From public speaking to face-to-face conversations, here are some tips from world-class astrophysicist Neil deGrasse Tyson to help you become a good debater:

 

  • Generate curiosity. One of the things you need to know as a science communicator—or any communicator—is how to generate curiosity in your audience. Sometimes this means giving your audience less instead of more. Take the shape of the Earth, for example, which Neil can describe with varying degrees of nuance and specificity. How he describes it, though, is dictated by the audience to whom he is speaking. “In a first pass, the shape of the Earth is a sphere,” he says. “Do you want to know more? Okay. Earth is not actually a perfect sphere—it’s slightly flattened pole to pole, a little wider at the equator. We have a word for this in mathematics. It’s called an oblate spheroid.” So you need to ask yourself: What is the interest level of my audience, and what topics matter most in my conversation with them? On the other hand, if your audience contains specialists or people who are well educated on the subject, give them more. “Being as effective as you possibly can doesn’t mean telling someone everything you could possibly know about something.
  • Know your audience. Neil speaks to a wide range of crowds: from the rap-savvy viewership that follows the television show Desus & Mero to military audiences driven by a sense of mission. He never approaches one audience the same way as another. To communicate effectively, you need to know your audience. Real communication comes partly from being able to read the room. Are the people you’re addressing engaged with what you’re saying? Drifting off? What’s their body language and eye contact like? How are they reacting to the content? Paying attention to these things will give you a better shot at getting there. Neil also has audience-specific pointers to think about their point of view. If you’re speaking to children, your vocabulary and syntax needs to be simpler, and you’d be smart to brush up on recent family-friendly movies or music that can act as reference points. Senior audiences are typically easier to reach: They respond well to references from the past, especially to time periods they’ve lived through (a war, for instance). Adding historical context will help your subject feel connected to you. For hipper audiences, try leaning heavily on pop culture references.

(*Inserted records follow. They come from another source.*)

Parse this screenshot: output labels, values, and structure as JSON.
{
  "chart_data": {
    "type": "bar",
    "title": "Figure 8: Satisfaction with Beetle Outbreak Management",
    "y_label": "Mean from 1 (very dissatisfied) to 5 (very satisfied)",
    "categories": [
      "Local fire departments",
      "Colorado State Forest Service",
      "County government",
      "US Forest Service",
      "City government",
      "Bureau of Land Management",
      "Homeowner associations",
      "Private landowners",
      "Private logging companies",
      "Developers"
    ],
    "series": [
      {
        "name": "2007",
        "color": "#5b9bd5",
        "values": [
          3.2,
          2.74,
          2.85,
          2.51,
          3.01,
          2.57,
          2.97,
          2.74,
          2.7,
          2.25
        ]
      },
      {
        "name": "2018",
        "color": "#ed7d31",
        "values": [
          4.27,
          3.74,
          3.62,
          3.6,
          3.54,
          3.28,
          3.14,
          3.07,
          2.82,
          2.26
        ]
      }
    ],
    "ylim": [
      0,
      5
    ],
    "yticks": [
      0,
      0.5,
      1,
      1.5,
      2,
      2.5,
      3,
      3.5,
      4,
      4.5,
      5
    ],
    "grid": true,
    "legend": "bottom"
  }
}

  • Be vibrant. Documentaries typically book on-screen experts—otherwise known as “talking heads”—to share their erudition on a subject. But their ability to communicate is not always equal to their expertise: often they don’t understand techniques that help get complicated ideas across. Emotion and humanity—smiling, expressing sadness, using hands or eyebrows or body language or facial expressions—help frame the words you use. They’re as critical as language when it comes to communication. Here are a few of Neil’s tips for transmitting information: Move around rather than standing behind a podium, develop a sense of physicality and body awareness to use on stage as a communicator, and add a little vocal oomph by modulating your voice to add emotion or drama to your language—but make sure it’s not gratuitously but genuinely. Your delivery and tone of voice should demonstrate your joy.
  • Use humor. Neil watches a lot of stand-up comedy because he considers comedians to be engaging performers who hold their audiences in the palms of their hands. From watching stand-up, Neil has learned a lot about riffing on news headlines and pop culture, not to mention spotting things the rest of us usually miss. Using rhythm, tone, and powers of observation, comics are good communicators, and Neil thinks you can learn a lot from them, too—particularly when it comes to humor. “Humor matters,” Neil says. “If you can get people to laugh while they’re learning, you’ve got ’em. You can feed ’em everything. And that’s why humor is a fundamental part of how I communicate.”

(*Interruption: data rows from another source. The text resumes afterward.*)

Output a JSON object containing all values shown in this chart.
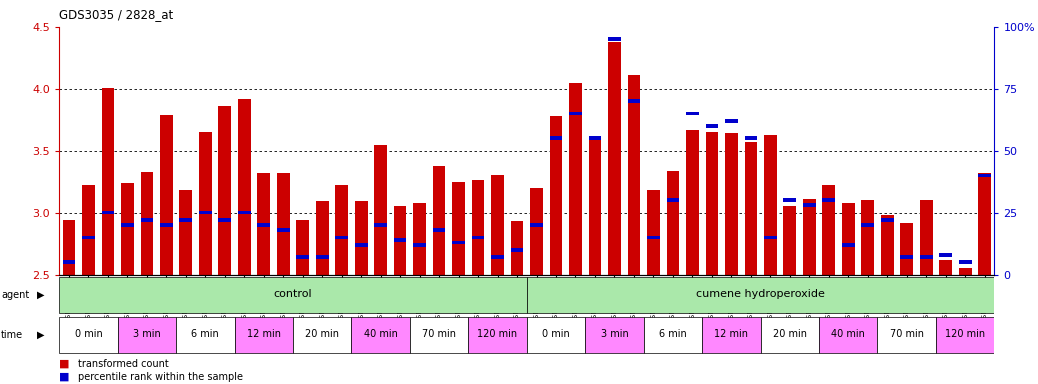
{
  "title": "GDS3035 / 2828_at",
  "samples": [
    "GSM184944",
    "GSM184952",
    "GSM184960",
    "GSM184945",
    "GSM184953",
    "GSM184961",
    "GSM184946",
    "GSM184954",
    "GSM184962",
    "GSM184947",
    "GSM184955",
    "GSM184963",
    "GSM184948",
    "GSM184956",
    "GSM184964",
    "GSM184949",
    "GSM184957",
    "GSM184965",
    "GSM184950",
    "GSM184958",
    "GSM184966",
    "GSM184951",
    "GSM184959",
    "GSM184967",
    "GSM184968",
    "GSM184976",
    "GSM184984",
    "GSM184969",
    "GSM184977",
    "GSM184985",
    "GSM184970",
    "GSM184978",
    "GSM184986",
    "GSM184971",
    "GSM184979",
    "GSM184987",
    "GSM184972",
    "GSM184980",
    "GSM184988",
    "GSM184973",
    "GSM184981",
    "GSM184989",
    "GSM184974",
    "GSM184982",
    "GSM184990",
    "GSM184975",
    "GSM184983",
    "GSM184991"
  ],
  "transformed_count": [
    2.94,
    3.22,
    4.01,
    3.24,
    3.33,
    3.79,
    3.18,
    3.65,
    3.86,
    3.92,
    3.32,
    3.32,
    2.94,
    3.09,
    3.22,
    3.09,
    3.55,
    3.05,
    3.08,
    3.38,
    3.25,
    3.26,
    3.3,
    2.93,
    3.2,
    3.78,
    4.05,
    3.6,
    4.38,
    4.11,
    3.18,
    3.34,
    3.67,
    3.65,
    3.64,
    3.57,
    3.63,
    3.05,
    3.11,
    3.22,
    3.08,
    3.1,
    2.98,
    2.92,
    3.1,
    2.62,
    2.55,
    3.32
  ],
  "percentile_rank": [
    5,
    15,
    25,
    20,
    22,
    20,
    22,
    25,
    22,
    25,
    20,
    18,
    7,
    7,
    15,
    12,
    20,
    14,
    12,
    18,
    13,
    15,
    7,
    10,
    20,
    55,
    65,
    55,
    95,
    70,
    15,
    30,
    65,
    60,
    62,
    55,
    15,
    30,
    28,
    30,
    12,
    20,
    22,
    7,
    7,
    8,
    5,
    40
  ],
  "y_min": 2.5,
  "y_max": 4.5,
  "yticks_left": [
    2.5,
    3.0,
    3.5,
    4.0,
    4.5
  ],
  "yticks_right": [
    0,
    25,
    50,
    75,
    100
  ],
  "bar_color": "#cc0000",
  "percentile_color": "#0000cc",
  "left_axis_color": "#cc0000",
  "right_axis_color": "#0000cc",
  "time_groups": [
    {
      "label": "0 min",
      "start": 0,
      "end": 2,
      "color": "#ffffff"
    },
    {
      "label": "3 min",
      "start": 3,
      "end": 5,
      "color": "#ff88ff"
    },
    {
      "label": "6 min",
      "start": 6,
      "end": 8,
      "color": "#ffffff"
    },
    {
      "label": "12 min",
      "start": 9,
      "end": 11,
      "color": "#ff88ff"
    },
    {
      "label": "20 min",
      "start": 12,
      "end": 14,
      "color": "#ffffff"
    },
    {
      "label": "40 min",
      "start": 15,
      "end": 17,
      "color": "#ff88ff"
    },
    {
      "label": "70 min",
      "start": 18,
      "end": 20,
      "color": "#ffffff"
    },
    {
      "label": "120 min",
      "start": 21,
      "end": 23,
      "color": "#ff88ff"
    },
    {
      "label": "0 min",
      "start": 24,
      "end": 26,
      "color": "#ffffff"
    },
    {
      "label": "3 min",
      "start": 27,
      "end": 29,
      "color": "#ff88ff"
    },
    {
      "label": "6 min",
      "start": 30,
      "end": 32,
      "color": "#ffffff"
    },
    {
      "label": "12 min",
      "start": 33,
      "end": 35,
      "color": "#ff88ff"
    },
    {
      "label": "20 min",
      "start": 36,
      "end": 38,
      "color": "#ffffff"
    },
    {
      "label": "40 min",
      "start": 39,
      "end": 41,
      "color": "#ff88ff"
    },
    {
      "label": "70 min",
      "start": 42,
      "end": 44,
      "color": "#ffffff"
    },
    {
      "label": "120 min",
      "start": 45,
      "end": 47,
      "color": "#ff88ff"
    }
  ]
}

  • Write things down. Language and writing are hugely important to Neil because he uses his books and essays to work out ideas he’ll use elsewhere. “Ninety percent of the sentences that come out of my mouth [are ones that] I have previously written down,” he says. Writing allows you to organize and rework ideas, to play with structure in a way that spoken language doesn’t. If you’re unfamiliar with the practice of writing, start by creating a habit you can stick to. Consider keeping a daily journal in which you jot down your personal observations of the world; maybe it means starting a blog where you can practice the actual craft of writing (syntax, grammar, word choice). However you pursue the written word, keep at it—writing will only serve you well when speaking.
 
 

Neil deGrasse Tyson is the director of New York’s Hayden Planetarium and an astrophysicist at the American Museum of Natural History. Between his decade writing a column for Natural History magazine, bestselling books (including 2017’s Astrophysics for People in a Hurry), his podcast and TV show StarTalk, his many television and radio appearances, and his nearly 14 million Twitter followers, he’s become perhaps the world’s most recognizable living scientist. He’s bantered countless times with Stephen Colbert on late-night television, made a cameo on The Simpsons, and spoken with filmmaker Christopher Nolan about what happens when you approach a black hole.